In front of a memorial, Neil Hubbard plays the bagpipes at Floral Hills Cemetery on Memorial Day in 2020 in Lynnwood. (Andy Bronson / The Herald)

In front of a memorial, Neil Hubbard plays the bagpipes at Floral Hills Cemetery on Memorial Day in 2020 in Lynnwood. (Andy Bronson / The Herald)

Despite pandemic, services honor the fallen on Memorial Day

Whether virtual, drive-by or scaled back, veterans who died on service will be honored by many.

LYNNWOOD — Monday won’t be marked by traditional community parades and large gatherings at cemeteries.

The pandemic might have changed the way we honor the men and women who died in military service, but not the meaning and mourning of Memorial Day.

Many memorial events are virtual or drive-by. Others have scaled back services.

There will be 21-gun salutes.

In Lynnwood, a brief ceremony of remembrance will be held at 6 p.m. Monday at Floral Hills Cemetery, 409 Filbert Road. Chairs will not be provided to allow adequate social distancing.

At a drive-through event at Edmonds Memorial Cemetery from 11 a.m. to 1 p.m. Monday, each car will receive a program and a poppy. The red poppy is a symbol of the sacrifices made in service. It stems from a poem written by a World War I brigade surgeon who was struck by the sight of bright red flowers on a ravaged battlefield.
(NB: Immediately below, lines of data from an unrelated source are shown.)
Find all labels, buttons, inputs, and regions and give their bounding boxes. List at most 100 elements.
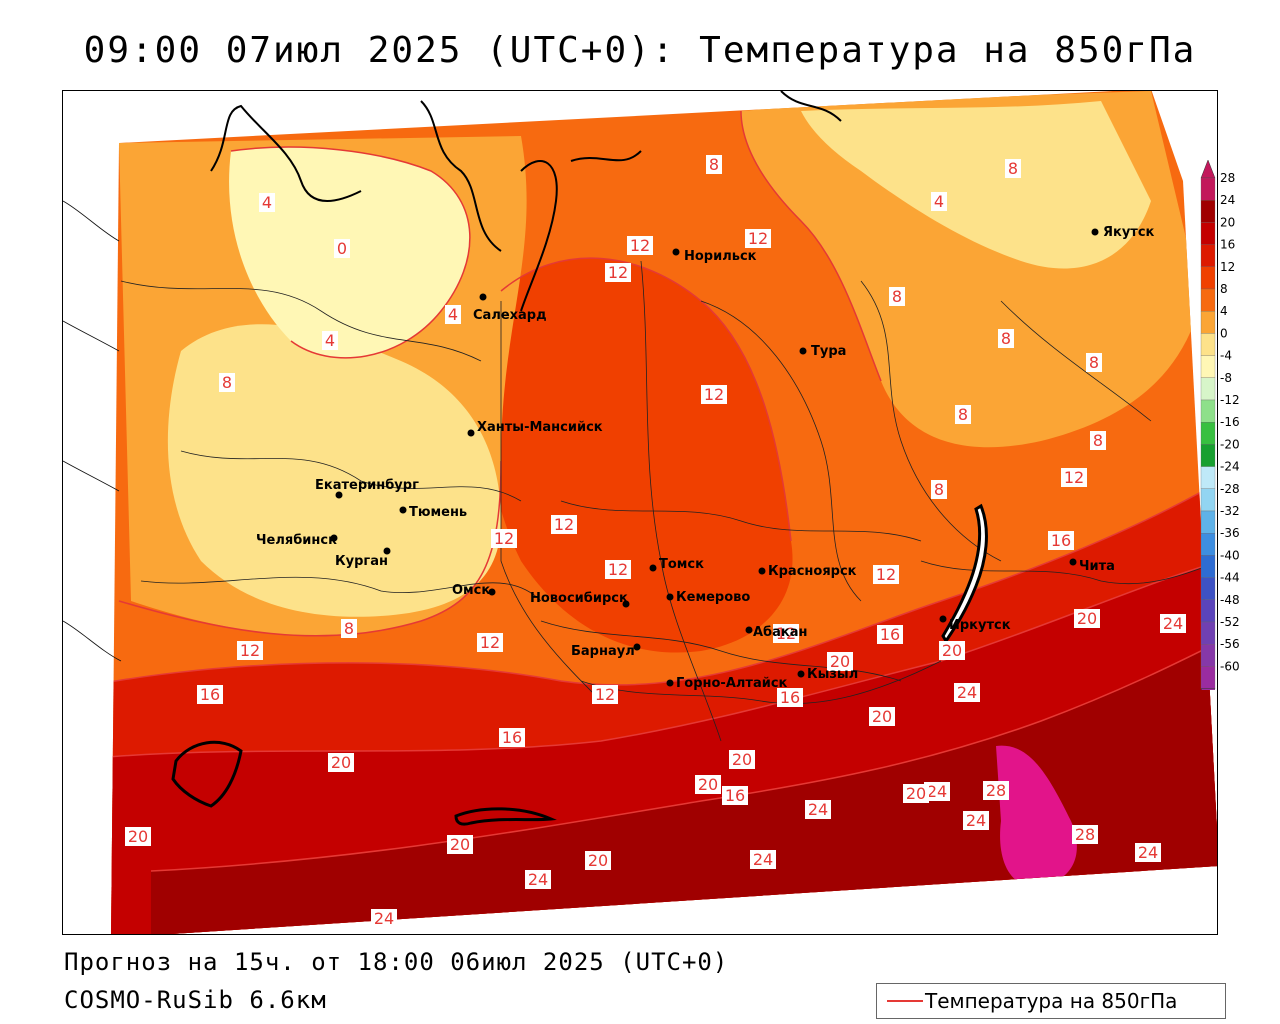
svg-text:8: 8: [709, 155, 719, 174]
colorbar-swatch: [1200, 333, 1216, 356]
colorbar-swatch: [1200, 533, 1216, 556]
isotherm-label: 28: [1072, 825, 1098, 844]
coastline: [210, 91, 842, 312]
isotherm-label: 8: [706, 155, 722, 174]
svg-text:20: 20: [128, 827, 148, 846]
colorbar-swatch: [1200, 644, 1216, 667]
colorbar-tick-label: -36: [1220, 526, 1240, 540]
svg-text:8: 8: [1008, 159, 1018, 178]
city-marker: Красноярск: [758, 564, 857, 579]
isotherm-label: 12: [477, 633, 503, 652]
colorbar-swatch: [1200, 222, 1216, 245]
svg-text:12: 12: [630, 236, 650, 255]
isotherm-label: 28: [983, 781, 1009, 800]
city-dot: [797, 670, 805, 678]
city-dot: [622, 600, 630, 608]
colorbar-tick-label: -52: [1220, 615, 1240, 629]
isotherm-label: 12: [873, 565, 899, 584]
svg-text:16: 16: [780, 688, 800, 707]
isotherm-label: 12: [627, 236, 653, 255]
city-marker: Екатеринбург: [315, 478, 419, 499]
colorbar-tick-label: -32: [1220, 504, 1240, 518]
svg-text:8: 8: [892, 287, 902, 306]
city-name: Омск: [452, 583, 490, 598]
colorbar-swatch: [1200, 244, 1216, 267]
isotherm-label: 20: [695, 775, 721, 794]
colorbar-swatch: [1200, 177, 1216, 201]
city-dot: [467, 429, 475, 437]
svg-text:16: 16: [200, 685, 220, 704]
svg-text:24: 24: [957, 683, 977, 702]
city-name: Горно-Алтайск: [676, 676, 788, 691]
svg-text:20: 20: [588, 851, 608, 870]
isotherm-label: 20: [939, 641, 965, 660]
svg-text:12: 12: [595, 685, 615, 704]
city-name: Кемерово: [676, 590, 750, 605]
isotherm-label: 4: [445, 305, 461, 324]
colorbar-swatch: [1200, 422, 1216, 445]
svg-text:20: 20: [1077, 609, 1097, 628]
city-name: Норильск: [684, 249, 757, 264]
legend-label: Температура на 850гПа: [925, 989, 1178, 1013]
svg-text:24: 24: [808, 800, 828, 819]
city-dot: [666, 593, 674, 601]
city-name: Челябинск: [256, 533, 337, 548]
svg-text:4: 4: [934, 192, 944, 211]
colorbar-tick-label: 0: [1220, 326, 1228, 340]
isotherm-label: 20: [827, 652, 853, 671]
svg-text:8: 8: [222, 373, 232, 392]
isotherm-label: 16: [722, 786, 748, 805]
colorbar-swatch: [1200, 666, 1216, 689]
model-caption: COSMO-RuSib 6.6км: [64, 986, 327, 1014]
svg-text:20: 20: [698, 775, 718, 794]
svg-text:28: 28: [1075, 825, 1095, 844]
colorbar-tick-label: -4: [1220, 349, 1232, 363]
svg-text:12: 12: [608, 560, 628, 579]
isotherm-label: 20: [328, 753, 354, 772]
isotherm-label: 20: [729, 750, 755, 769]
isotherm-label: 12: [1061, 468, 1087, 487]
colorbar-tick-label: 16: [1220, 238, 1235, 252]
svg-text:8: 8: [1001, 329, 1011, 348]
baikal-lake: [941, 503, 988, 644]
isotherm-label: 12: [605, 560, 631, 579]
colorbar-tick-label: -44: [1220, 571, 1240, 585]
city-marker: Курган: [335, 547, 391, 569]
city-marker: Барнаул: [571, 643, 641, 659]
city-dot: [1069, 558, 1077, 566]
colorbar-swatch: [1200, 577, 1216, 600]
svg-text:16: 16: [502, 728, 522, 747]
isotherm-label: 24: [924, 782, 950, 801]
isotherm-label: 16: [197, 685, 223, 704]
svg-text:4: 4: [448, 305, 458, 324]
aral-sea: [171, 740, 243, 808]
isotherm-label: 16: [1048, 531, 1074, 550]
city-dot: [758, 567, 766, 575]
colorbar-tick-label: -60: [1220, 659, 1240, 673]
city-dot: [399, 506, 407, 514]
outside-borders: [63, 200, 122, 662]
city-dot: [330, 534, 338, 542]
colorbar-swatch: [1200, 599, 1216, 623]
colorbar-swatch: [1200, 621, 1216, 645]
map-title: 09:00 07июл 2025 (UTC+0): Температура на…: [83, 30, 1197, 71]
colorbar-tick-label: 28: [1220, 171, 1235, 185]
svg-text:8: 8: [1093, 431, 1103, 450]
colorbar-swatch: [1200, 399, 1216, 423]
isotherm-label: 16: [777, 688, 803, 707]
forecast-caption: Прогноз на 15ч. от 18:00 06июл 2025 (UTC…: [64, 948, 729, 976]
isotherm-label: 12: [491, 529, 517, 548]
colorbar-tick-label: 20: [1220, 215, 1235, 229]
city-marker: Кызыл: [797, 667, 858, 682]
isotherm-label: 4: [931, 192, 947, 211]
isotherm-label: 0: [334, 239, 350, 258]
isotherm-label: 8: [931, 480, 947, 499]
isotherm-label: 8: [955, 405, 971, 424]
svg-text:12: 12: [240, 641, 260, 660]
city-name: Новосибирск: [530, 591, 628, 606]
colorbar-swatch: [1200, 311, 1216, 334]
isotherm-label: 8: [1086, 353, 1102, 372]
svg-text:20: 20: [331, 753, 351, 772]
Limited street parking will be available on 100th Avenue West for those wanting to visit the Edmonds cemetery at 820 15th St. SW. Edmonds police will assist with traffic flow through the residential neighborhood.

Here is a sampling of other Memorial Day events.

Stanwood

The Memorial Day observation begins at 11 a.m. at Anderson Cemetery, 7630 Pioneer Highway, with the American Legion honoring veterans buried there.

Floyd Norgaard Cultural Center will have an outdoor ceremony from 1 to 2 p.m. Monday with songs, stories and a 21-gun salute.

The community hall will be open an hour before and after the service. There will be an exhibit about Fred Pilkington, a World War II POW and Camano Island artist. Examples of his art were curated by his widow and fellow artist, Mary Pilkington.

Pilkington was taken prisoner during the Battle of the Bulge in 1944, spending four months in captivity. He wrote an account of his time as a soldier during wartime combat and what life was like in those German prison camps. After the war, he stayed in the Army Reserves. In 2014, he was buried in Arlington National Cemetery.

Other exhibits are about World War II fighter pilot Bob Neale of the Flying Tigers and also the history of the Von Moos family tradition of putting flags on veterans graves at Anderson Cemetery on Memorial Day.

Arlington

The Arlington Boy Scout troops have resumed their tradition of installing the flags at the cemetery, 20310 67th Ave. NE. The flags belong to the American Legion, and are a tribute to over 600 veterans from the Arlington community who have died.

The flags will be displayed 8 a.m. to 5 p.m. Monday.

Mill Creek

Mill Creek will have a pre-recorded commemorative ceremony and a reverse drive-by parade with military memorabilia and memorial boards.

The online ceremony, which originates at the Mill Creek Veterans Monument, will air at 9 a.m. Monday on the city’s website and Facebook page: www.cityofmillcreek.com/memorialday and www.facebook.com/MillCreekWA.

Following the ceremony, a reverse parade will take place on Main Street between 155th Street SE (Cold Stone Creamery) and 153rd Street SE (the corner of the former University Bookstore).

The display of military memorabilia can be viewed from vehicles from 10:30 a.m. to 12:30 p.m. Exhibit items include: A battlefield cross (boots, rifle, helmet, and dog tags) and a wreath. Uniforms from the U.S. Coast Guard, Army, Navy, Air Force and Marines.

Artwork and written notes for veterans from local elementary school students will be on display.